Michael R. Evans, Harold F. Wilkins, and Wesley P. Hackett
The poinsettia [Euphorbia pulcherrima (Willd. ex. Klotzsch)] is a short-day plant (SDP) for floral initiation that will also initiate floral structures (cyathia) under long days (LD) after the apical meristem produces a cultivar-dependent number of nodes (long-day node number). Leaf removal, root restriction, and air layering failed to affect the long-day node number (LDNN) of the apical meristem.
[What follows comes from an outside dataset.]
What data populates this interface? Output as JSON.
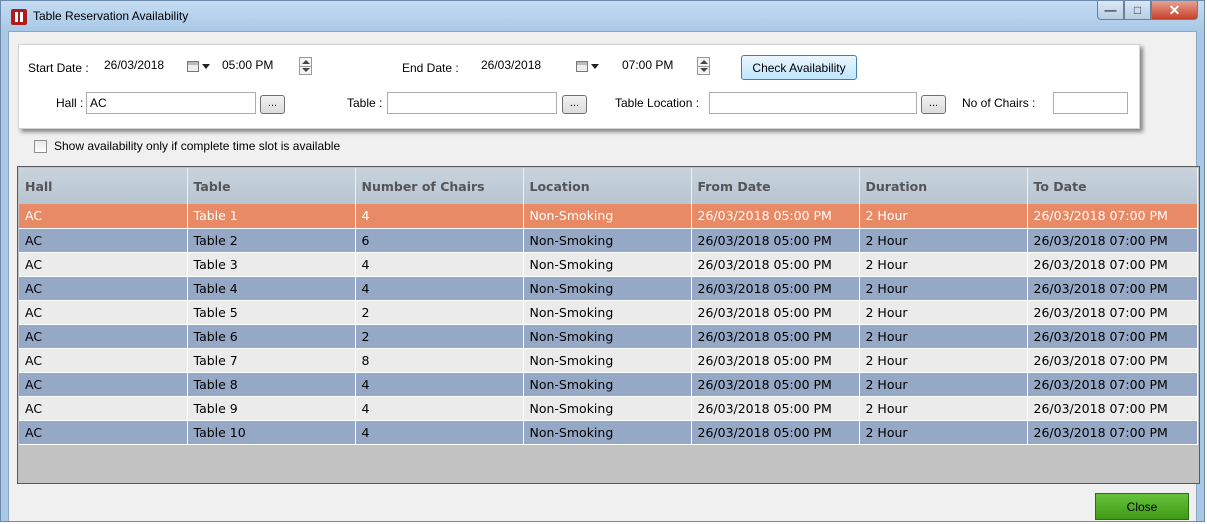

Repeated rooting of shoots, which resulted in the removal of nodes, did not affect the total number of nodes initiated by the apical meristem before floral initiation, although the number of nodes intact on the plant at the time of floral initiation was reduced. Reciprocal grafting of axillary buds of `Eckespoint Lilo' and `Gutbier V-14 Glory' plants did not affect the LDNN of the grafted meristem since the LDNN was the same as for nongrafted buds of the same cultivar. Further, grafting axillary buds from different positions along the main axis that differed in LDNN did not affect the LDNN of the grafted meristems. On the basis of these results, it was concluded that LD floral initiation in poinsettia is a function of the ontogenetic age of the meristem and that the LDNN represents a critical ontogenetic age for floral initiation to occur under LD.